Женя обхватила руками ее спину, а Наташа левой рукой взяла ее за шею сзади, а пальцы правой сбоку спрятала в буйных витых кудрях. Они просто наискосок прижались открытыми ртами и всосались. Их языки медленно ходили, теснились. Их глаза были полуоткрыты и следили за наслаждением. Оно было таким мощным, что они забыли о своих телах. Стало трудно дышать и они оторвались друг от друга.
- Я подумала, что нос заложило, - сказала Женя. - А это, оказывается, страсть налетела...
- Давай снова. Я изнемогаю... - сказала Наташа. - У меня ноги подкашиваются...
Они снова обнялись. На этот раз Женя обняла правой рукой ее плечи, а левая сама по себе скользнула вниз, к крестцу, где начинался взъем, а руки Наташи, опять же непроизвольно легли сбоку, под груди, и когда губы их вначале хватанули друг дружку, потом выскочили языки и пофехтовали загнутыми кончиками, и поборолись, упершись, Наташа подняла ладони, как будто собиралась взять вазу и в них легли две груди Жени. Женя отодвинулась он нее и посмотрела вниз. Наташа держала тяжесть грудей на весу.
- Сладко? - шепнула Наташа.
Женя ничего не ответила и закрыла глаза. Тогда Наташа склонила голову и губами через шелковую ткань халата нашла правый сосок. Он начал дыбиться. Твердая его пуговка на круглом повторяла левую.

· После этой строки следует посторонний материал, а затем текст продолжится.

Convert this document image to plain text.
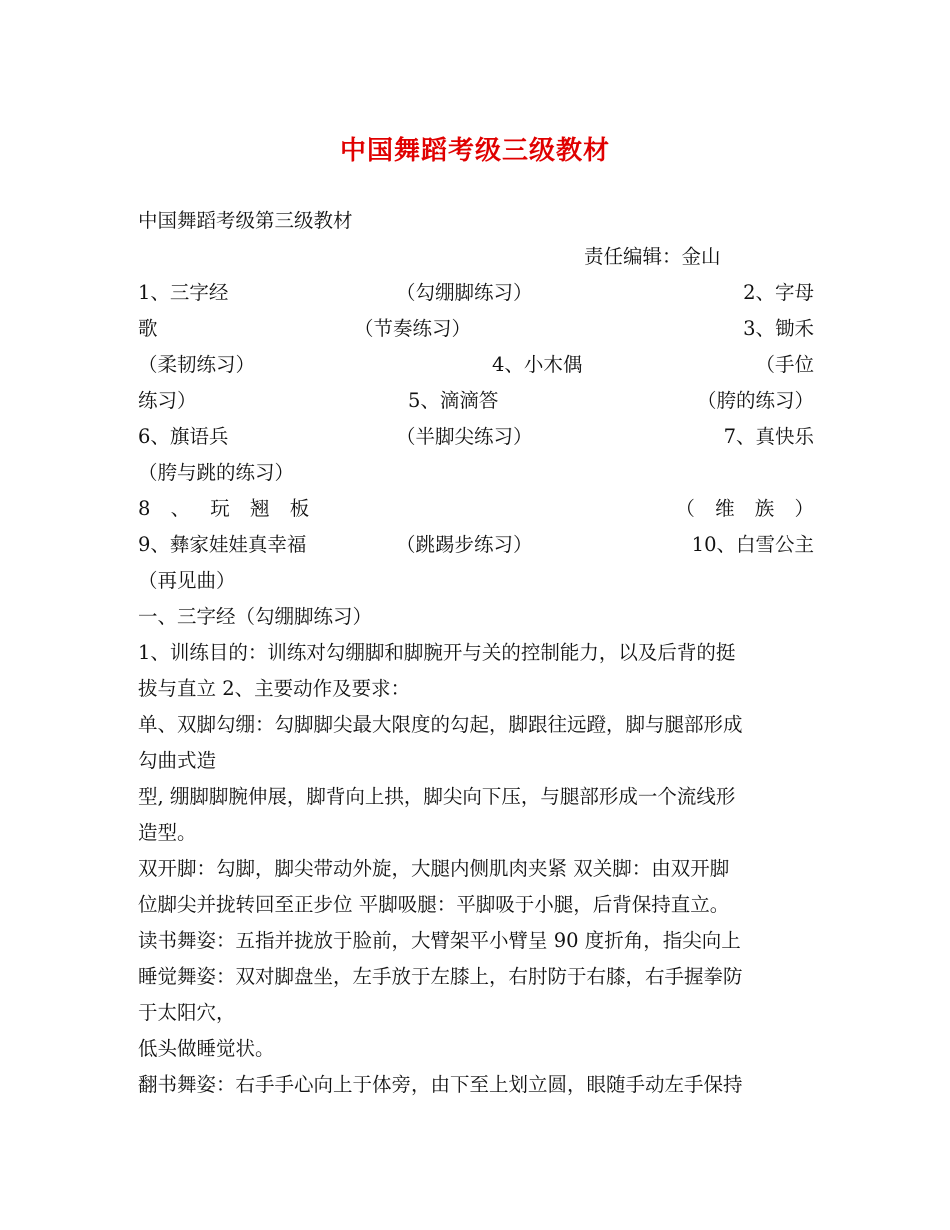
中国舞蹈考级三级教材
中国舞蹈考级第三级教材
责任编辑：金山
1、三字经	（勾绷脚练习）	2、字母
歌	（节奏练习）	3、锄禾
（柔韧练习）	4、小木偶	（手位
练习）	5、滴滴答	（胯的练习）
6、旗语兵	（半脚尖练习）	7、真快乐
（胯与跳的练习）
8 、 玩 翘 板	（ 维 族 ）
9、彝家娃娃真幸福	（跳踢步练习）	10、白雪公主
（再见曲）
一、三字经（勾绷脚练习）
1、训练目的：训练对勾绷脚和脚腕开与关的控制能力，以及后背的挺
拔与直立 2、主要动作及要求：
单、双脚勾绷：勾脚脚尖最大限度的勾起，脚跟往远蹬，脚与腿部形成
勾曲式造
型, 绷脚脚腕伸展，脚背向上拱，脚尖向下压，与腿部形成一个流线形
造型。
双开脚：勾脚，脚尖带动外旋，大腿内侧肌肉夹紧 双关脚：由双开脚
位脚尖并拢转回至正步位 平脚吸腿：平脚吸于小腿，后背保持直立。
读书舞姿：五指并拢放于脸前，大臂架平小臂呈 90 度折角，指尖向上
睡觉舞姿：双对脚盘坐，左手放于左膝上，右肘防于右膝，右手握拳防
于太阳穴，
低头做睡觉状。
翻书舞姿：右手手心向上于体旁，由下至上划立圆，眼随手动左手保持
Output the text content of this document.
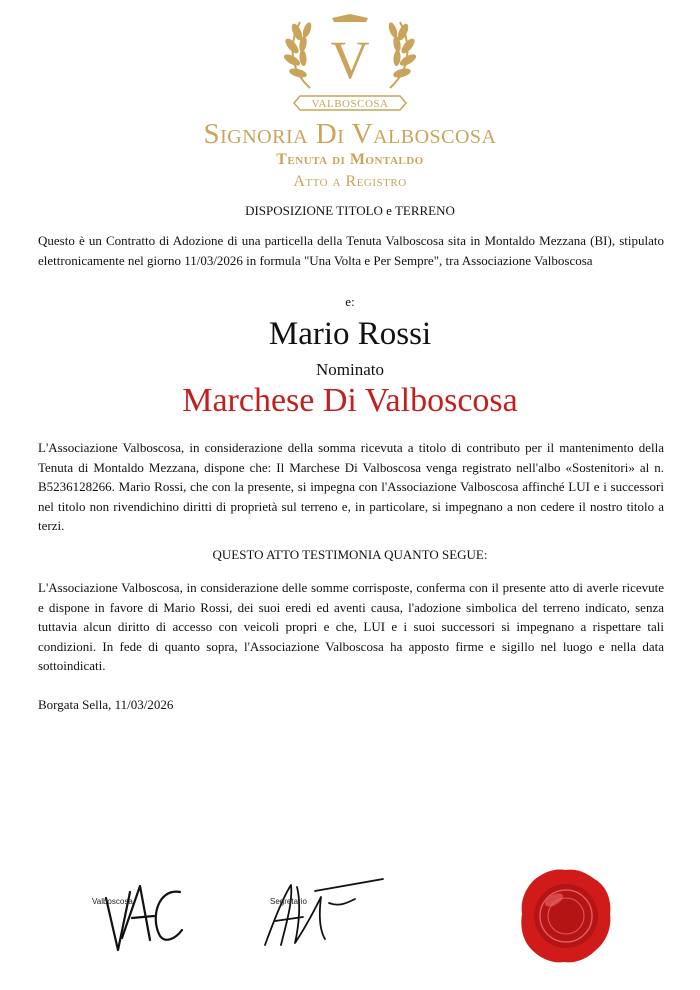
V
VALBOSCOSA
Signoria Di Valboscosa
Tenuta di Montaldo
Atto a Registro
DISPOSIZIONE TITOLO e TERRENO
Questo è un Contratto di Adozione di una particella della Tenuta Valboscosa sita in Montaldo Mezzana (BI), stipulato elettronicamente nel giorno 11/03/2026 in formula "Una Volta e Per Sempre", tra Associazione Valboscosa
e:
Mario Rossi
Nominato
Marchese Di Valboscosa
L'Associazione Valboscosa, in considerazione della somma ricevuta a titolo di contributo per il mantenimento della Tenuta di Montaldo Mezzana, dispone che: Il Marchese Di Valboscosa venga registrato nell'albo «Sostenitori» al n. B5236128266. Mario Rossi, che con la presente, si impegna con l'Associazione Valboscosa affinché LUI e i successori nel titolo non rivendichino diritti di proprietà sul terreno e, in particolare, si impegnano a non cedere il nostro titolo a terzi.
QUESTO ATTO TESTIMONIA QUANTO SEGUE:
L'Associazione Valboscosa, in considerazione delle somme corrisposte, conferma con il presente atto di averle ricevute e dispone in favore di Mario Rossi, dei suoi eredi ed aventi causa, l'adozione simbolica del terreno indicato, senza tuttavia alcun diritto di accesso con veicoli propri e che, LUI e i suoi successori si impegnano a rispettare tali condizioni. In fede di quanto sopra, l'Associazione Valboscosa ha apposto firme e sigillo nel luogo e nella data sottoindicati.
Borgata Sella, 11/03/2026
Valboscosa	Segretario
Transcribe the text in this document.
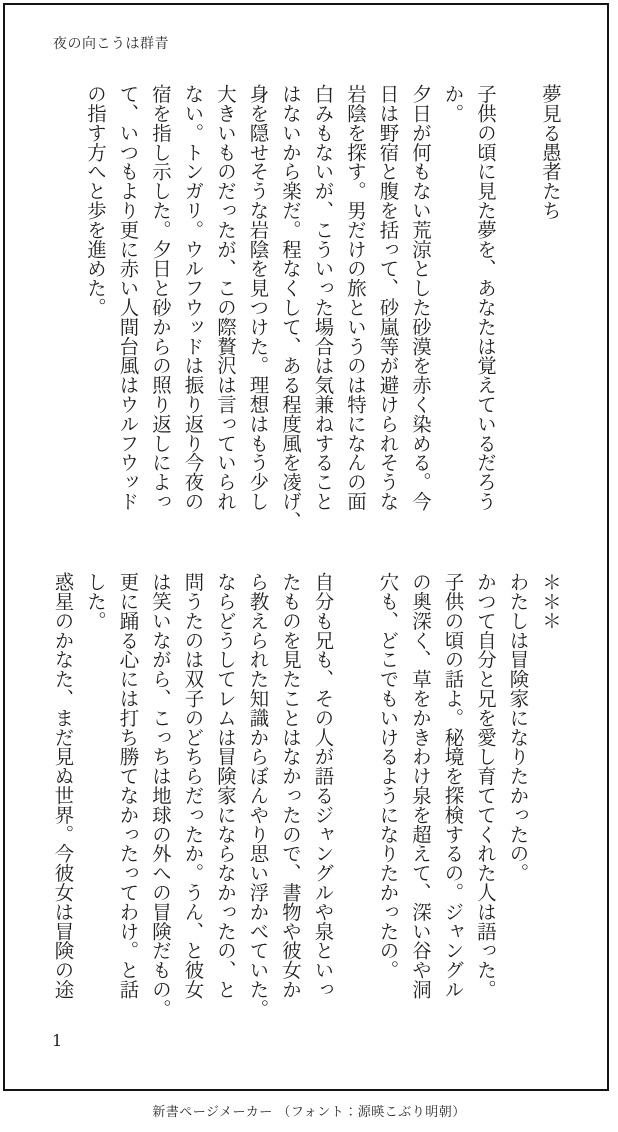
夜の向こうは群青
夢見る愚者たち

子供の頃に見た夢を、あなたは覚えているだろう
か。
夕日が何もない荒涼とした砂漠を赤く染める。今
日は野宿と腹を括って、砂嵐等が避けられそうな
岩陰を探す。男だけの旅というのは特になんの面
白みもないが、こういった場合は気兼ねすること
はないから楽だ。程なくして、ある程度風を凌げ、
身を隠せそうな岩陰を見つけた。理想はもう少し
大きいものだったが、この際贅沢は言っていられ
ない。トンガリ。ウルフウッドは振り返り今夜の
宿を指し示した。夕日と砂からの照り返しによっ
て、いつもより更に赤い人間台風はウルフウッド
の指す方へと歩を進めた。
＊＊＊
わたしは冒険家になりたかったの。
かつて自分と兄を愛し育ててくれた人は語った。
子供の頃の話よ。秘境を探検するの。ジャングル
の奥深く、草をかきわけ泉を超えて、深い谷や洞
穴も、どこでもいけるようになりたかったの。

自分も兄も、その人が語るジャングルや泉といっ
たものを見たことはなかったので、書物や彼女か
ら教えられた知識からぼんやり思い浮かべていた。
ならどうしてレムは冒険家にならなかったの、と
問うたのは双子のどちらだったか。うん、と彼女
は笑いながら、こっちは地球の外への冒険だもの。
更に踊る心には打ち勝てなかったってわけ。と話
した。
惑星のかなた、まだ見ぬ世界。今彼女は冒険の途
1
新書ページメーカー （フォント：源暎こぶり明朝）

- Губки, Женя, губки... - шепнула Наташа чуть слышно. Женя дала губы. Они были мягки и Наташа полукружьем очертила их сверху, снизу. Потом всунула язык. И язык Жени был мягок. Тогда Наташа своим быстрым языком начала вылизывать ее лицо. Женя покорно подставляла лоб, щеки, повернулась левым маленьким и твердым ушком и Наташа ринулась туда с такой отвагой, что Женя вдруг громко выдохнула, потом еще раз, как паровоз, который стоит под парами. Наташа повернула ее голову, впилась справа. Ее захлестывал буйный восторг. Она обхватила Женину голову и стала жадно вдыхать запах ее волос.
- Нет, я еще не нацеловалась, - сказала она. - Что с тобой?
- Я никого в жизни так не любила, как тебя, - серьезно сказала Женя. - Если надо будет всю жизнь стоять и целоваться, я согласна.
- Зачем мы так много говорим?
И они стали сосать друг у друга языки. Их близкие глаза уже не спрашивали и не следили, они переливали нараставшее кружение, как будто в них, в их груди придавливалась и придавливалась юла и все сильнее раскручивалась с гудением, переходящим в визг.
- Нет, мы еще не нацеловались! - оторвалась на миг Наташа. - Сколько захотим, столько и будем целоваться! Ты меня кусай! Кусай мои губы!
И тогда Женя вдруг завела руку вниз и сквозь ткань платья жестко, всеми пятью пальцами сгребла наташин лобок и нижние губы. Наташа осела, раскрыв рот и показав плоский язык. Тогда Женя осторожно подхватила ее за спину и положила поперек тахты. Сама легла сбоку. Склонилась над нею и краткими злыми поцелуями стала покрывать ее опрокинувшееся лицо.
- Все. Спим, - сказала Наташа, забрасывая ноги в ноги Жене. Они крепко обнялись и затихли.
8.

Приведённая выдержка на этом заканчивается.